Она тихонько засмеялась, а затем резко, словно ее прорвало, рассмеялась во весь голос.

— Эй, — встревоженно спросил Микчу и с опаской тронул ее за плечо. — Ты чего?

— Да вырвались мы! Вырвались из лагеря! — счастливо закричала она. — Понимаешь ты это, монах мой немытенький?!

Она схватила его руками за голову, притянула к себе и поцеловала в заросшую щеку.

— Ты эт чо? — буквально отпрыгнул от нее Микчу.

Лара рассмеялась, но тут же ее лицо исказилось, она уронила руки и заплакала.

— И… и теперь я смогу иметь ребенка, — всхлипнула она.

— Тьфу, ты баба! — сплюнул Портиш. — Опять о своем заталдычила.

Льош улыбнулся и подсел к ней.

— Что же ты теперь плачешь? — Он потрепал ее по щеке. — Все уже позади.
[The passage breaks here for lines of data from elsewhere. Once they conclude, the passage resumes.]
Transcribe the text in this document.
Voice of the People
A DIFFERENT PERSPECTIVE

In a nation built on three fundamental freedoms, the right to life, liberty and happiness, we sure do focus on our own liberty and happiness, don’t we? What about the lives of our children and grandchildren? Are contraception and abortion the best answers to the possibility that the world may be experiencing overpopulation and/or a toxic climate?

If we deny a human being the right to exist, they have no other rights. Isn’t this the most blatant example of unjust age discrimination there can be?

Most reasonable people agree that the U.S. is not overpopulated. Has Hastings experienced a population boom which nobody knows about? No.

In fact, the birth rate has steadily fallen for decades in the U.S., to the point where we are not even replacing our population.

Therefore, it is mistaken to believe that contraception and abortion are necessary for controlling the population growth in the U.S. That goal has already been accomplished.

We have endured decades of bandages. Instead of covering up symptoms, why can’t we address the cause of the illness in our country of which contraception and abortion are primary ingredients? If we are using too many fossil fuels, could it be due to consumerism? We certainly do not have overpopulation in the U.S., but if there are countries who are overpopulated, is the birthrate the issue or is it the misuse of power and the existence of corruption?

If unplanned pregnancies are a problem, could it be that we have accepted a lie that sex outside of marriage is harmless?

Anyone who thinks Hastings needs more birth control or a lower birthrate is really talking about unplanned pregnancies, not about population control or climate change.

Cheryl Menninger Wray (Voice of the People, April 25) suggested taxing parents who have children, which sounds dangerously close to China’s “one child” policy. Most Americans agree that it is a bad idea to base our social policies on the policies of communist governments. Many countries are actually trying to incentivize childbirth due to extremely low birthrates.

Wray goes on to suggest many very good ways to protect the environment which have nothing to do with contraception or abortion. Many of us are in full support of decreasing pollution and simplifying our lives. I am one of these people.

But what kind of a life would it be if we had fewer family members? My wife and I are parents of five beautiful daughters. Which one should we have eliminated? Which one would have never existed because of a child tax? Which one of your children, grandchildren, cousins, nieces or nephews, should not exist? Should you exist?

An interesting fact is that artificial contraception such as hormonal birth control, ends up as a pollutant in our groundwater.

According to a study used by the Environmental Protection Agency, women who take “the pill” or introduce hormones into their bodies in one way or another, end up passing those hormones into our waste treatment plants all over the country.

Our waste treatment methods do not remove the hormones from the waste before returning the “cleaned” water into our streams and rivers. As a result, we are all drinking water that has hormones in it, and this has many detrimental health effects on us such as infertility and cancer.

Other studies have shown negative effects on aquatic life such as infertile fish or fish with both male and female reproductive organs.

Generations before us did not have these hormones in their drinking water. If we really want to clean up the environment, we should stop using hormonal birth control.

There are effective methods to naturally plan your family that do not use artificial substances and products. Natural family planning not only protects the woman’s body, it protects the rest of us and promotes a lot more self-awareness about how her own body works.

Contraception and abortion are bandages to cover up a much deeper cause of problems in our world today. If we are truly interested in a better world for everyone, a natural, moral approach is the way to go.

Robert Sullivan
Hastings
Лара всхлипнула, подняла на него глаза.

— Ведь правда же, что я теперь смогу иметь ребенка?

«Вероятно», — подумал Льош, но вслух сказал:

— Правда.

Лара несмело улыбнулась.

Льош подбадривающе погладил ее по волосам и повернулся лицом к пинам. Они сгрудились в кружок и, подпрыгивая вместе с платформой на ухабах, отчаянно размахивая коротенькими лапками и непомерно длинными ушами, оживленно пересвистывались.
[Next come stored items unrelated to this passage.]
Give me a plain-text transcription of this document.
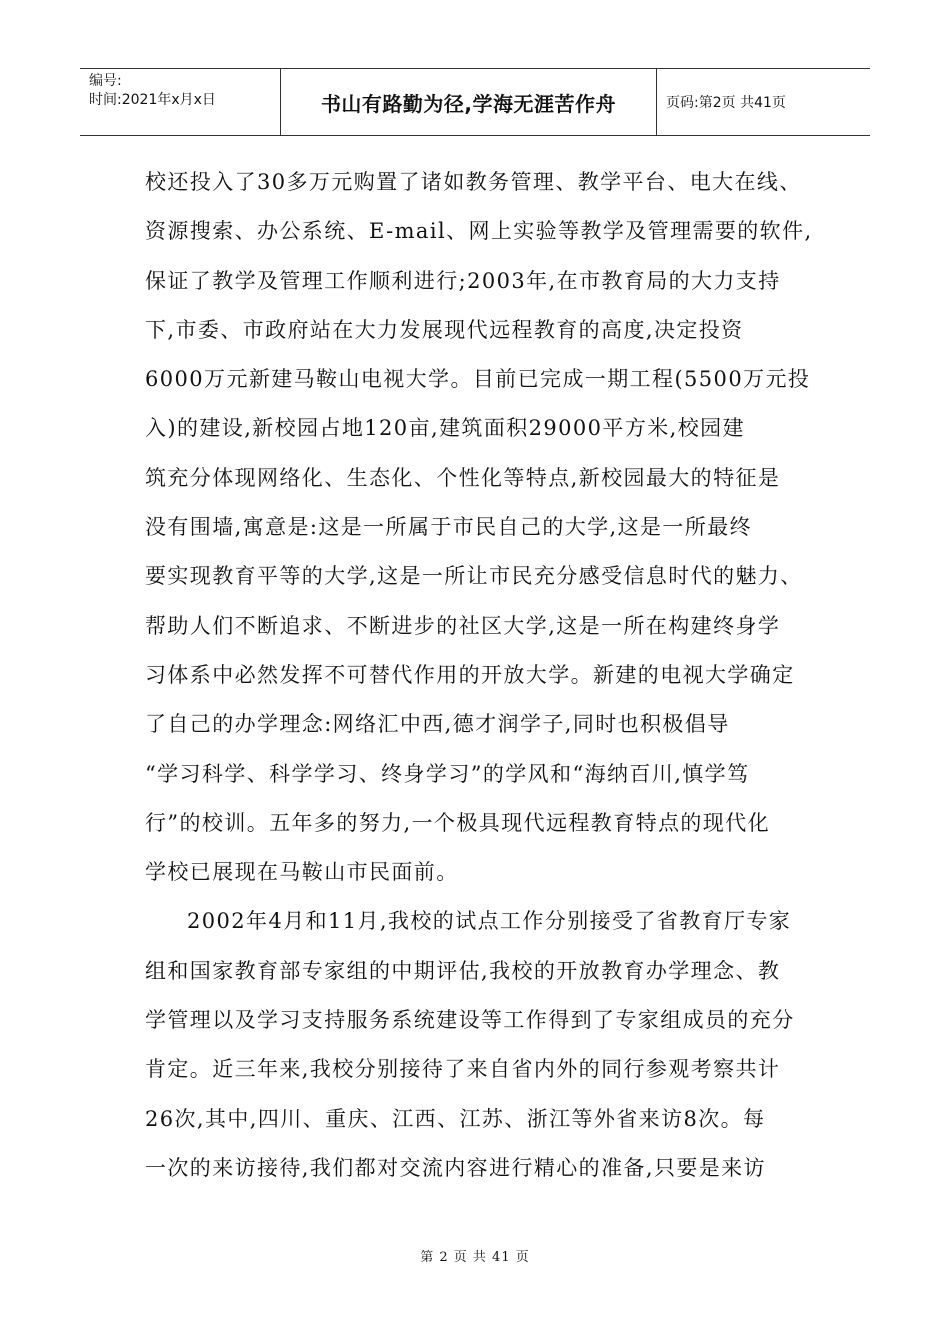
编号:
时间:2021年x月x日	书山有路勤为径,学海无涯苦作舟	页码:第2页 共41页
校还投入了30多万元购置了诸如教务管理、教学平台、电大在线、
资源搜索、办公系统、E-mail、网上实验等教学及管理需要的软件,
保证了教学及管理工作顺利进行;2003年,在市教育局的大力支持
下,市委、市政府站在大力发展现代远程教育的高度,决定投资
6000万元新建马鞍山电视大学。目前已完成一期工程(5500万元投
入)的建设,新校园占地120亩,建筑面积29000平方米,校园建
筑充分体现网络化、生态化、个性化等特点,新校园最大的特征是
没有围墙,寓意是:这是一所属于市民自己的大学,这是一所最终
要实现教育平等的大学,这是一所让市民充分感受信息时代的魅力、
帮助人们不断追求、不断进步的社区大学,这是一所在构建终身学
习体系中必然发挥不可替代作用的开放大学。新建的电视大学确定
了自己的办学理念:网络汇中西,德才润学子,同时也积极倡导
“学习科学、科学学习、终身学习”的学风和“海纳百川,慎学笃
行”的校训。五年多的努力,一个极具现代远程教育特点的现代化
学校已展现在马鞍山市民面前。
2002年4月和11月,我校的试点工作分别接受了省教育厅专家
组和国家教育部专家组的中期评估,我校的开放教育办学理念、教
学管理以及学习支持服务系统建设等工作得到了专家组成员的充分
肯定。近三年来,我校分别接待了来自省内外的同行参观考察共计
26次,其中,四川、重庆、江西、江苏、浙江等外省来访8次。每
一次的来访接待,我们都对交流内容进行精心的准备,只要是来访
第 2 页 共 41 页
— Помощь не требуется? — крикнул Льош, стараясь перекричать рев мотора, но они не обратили на его крик никакого внимания, и тогда он просвистел то же самое на сильбо пинов.

Галдеж оборвался, кружок распался, и пины молча, недоуменно уставились на Льоша огромными немигающими глазами.

— Нет, спасибо, — наконец прошепелявил Василек. — У нас все в порядке.

Лара вдруг прыснула.

— Василек, — давясь смехом спросила она, — а ты кто: мужчина или женщина?

Пин непонимающе задергал носом, затем что-то коротко вопросительно просвистел пинам, но получил такие же короткие недоуменные ответы. Василек в нерешительности пожевал губами:

— Не знаю, Лара… Я не смогу, наверное, объяснить. У нас нет такого.

— Господи! — рассмеялась Лара. — У них нет такого! Ну вот ты сможешь родить маленького, ушастенького, пушистенького и губастенького, как ты сам, пина? Пинчика?

Казалось, и без того круглые огромные глаза пина еще больше округлились. Он что-то невнятно просипел, и Лара буквально зашлась смехом.

— Господи… — лепетала она сквозь спазмы смеха. — Господи, а сконфузился-то как! Да не стесняйся! Ну? Здесь все свои!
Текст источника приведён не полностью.